Out of the total number of 17.95 lakh registered companies, 6.11 lakh were closed as on August 31, and 1,488 were classified as dormant.
Around 63% of the 17.95 lakh companies registered in India were active at the end of August, data from the ministry of corporate affairs showed amid the government continuing its clampdown on shell companies. There were more than 11.28 lakh active companies as of August-end. Active companies are those carrying out normal business activities and make their statutory filings to the stock exchanges on time.
Out of the total number of 17.95 lakh registered companies, 6.11 lakh were closed as on August 31 and 1,488 were classified as dormant. As many as 47,538 companies were in the process of being struck-off while 6,197 were under liquidation. Among those struck-off, 102 companies were in the process of being reactivated, according to the ministry.

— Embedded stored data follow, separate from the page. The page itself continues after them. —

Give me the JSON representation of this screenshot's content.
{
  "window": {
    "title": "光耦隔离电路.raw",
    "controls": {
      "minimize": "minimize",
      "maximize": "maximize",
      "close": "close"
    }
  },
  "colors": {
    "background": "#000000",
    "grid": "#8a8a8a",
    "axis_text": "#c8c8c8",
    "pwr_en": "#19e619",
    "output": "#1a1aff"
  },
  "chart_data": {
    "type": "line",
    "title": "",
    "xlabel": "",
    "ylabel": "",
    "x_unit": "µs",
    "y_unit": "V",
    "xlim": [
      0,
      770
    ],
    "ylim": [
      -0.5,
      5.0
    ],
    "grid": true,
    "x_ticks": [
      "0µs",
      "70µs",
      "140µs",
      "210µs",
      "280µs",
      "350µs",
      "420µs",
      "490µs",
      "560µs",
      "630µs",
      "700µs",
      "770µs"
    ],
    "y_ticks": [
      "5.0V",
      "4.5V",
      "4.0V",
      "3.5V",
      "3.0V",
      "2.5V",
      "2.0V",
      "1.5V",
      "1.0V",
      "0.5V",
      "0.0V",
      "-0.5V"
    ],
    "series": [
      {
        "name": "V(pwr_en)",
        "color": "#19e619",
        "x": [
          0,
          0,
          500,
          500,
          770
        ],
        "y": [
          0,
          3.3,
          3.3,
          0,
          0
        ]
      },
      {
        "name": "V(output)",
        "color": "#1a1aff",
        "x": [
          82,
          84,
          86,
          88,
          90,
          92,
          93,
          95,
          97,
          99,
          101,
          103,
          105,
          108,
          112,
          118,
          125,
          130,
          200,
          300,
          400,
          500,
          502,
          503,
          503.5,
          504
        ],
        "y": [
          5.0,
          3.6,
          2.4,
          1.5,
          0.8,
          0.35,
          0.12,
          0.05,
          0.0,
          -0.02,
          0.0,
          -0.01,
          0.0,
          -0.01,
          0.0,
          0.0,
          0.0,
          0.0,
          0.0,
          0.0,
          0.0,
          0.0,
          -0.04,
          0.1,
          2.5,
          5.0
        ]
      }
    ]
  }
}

Of the 6.11 lakh closed companies, 10,562 companies were liquidated, 5,65,342 companies were declared defunct. As many as 21,704 companies were merged with other companies, 9436 companies were converted to Limited Liability Partnership (LLP) and 4,794 were converted to LLP and dissolved.
In terms of economic activities, around 3.60 lakh companies were into business services and 2.31 lakh entities were engaged in manufacturing and other lines of work. Business services include IT, research and development, law and consultancy.
According to the corporate affairs ministry, Maharashtra has the highest number of companies (2,34,406), followed by Delhi (1,96,173) and West Bengal (1,34,005), as on August 31.
In June, the task force on shell companies set up by the government had identified more than 2.25 lakh such firms which will be removed from the register of companies in the current fiscal. These companies have not filed their financial statements or annual returns for the two financial years FY16 and FY17 and hence are chosen for removal from the register of companies under section 248 of the Companies Act. The move is part of a drive to weed out entities that do no economic activity and are a burden on the system. The ministry also combs through the database of companies to see if any of the companies are used for economic offenses like money laundering.
The corporate affairs ministry has already struck off over 2.26 lakh companies in previous fiscal for non-filing of financial statements or annual returns for a continuous period of 2 years or more.
To check tax evasion and prevent money laundering especially in the wake of demonetisation, the government had constituted a task force last year under the chairmanship of revenue and finance secretary Hasmukh Adhia and corporate affairs secretary Injeti Srinivas.
The task force has compiled a database of shell companies by the Serious Fraud Investigation Office. The authorities have frozen the accounts of those shell companies which have been removed from the list and their directors have been restricted from accessing the bank accounts of these companies, the government had said.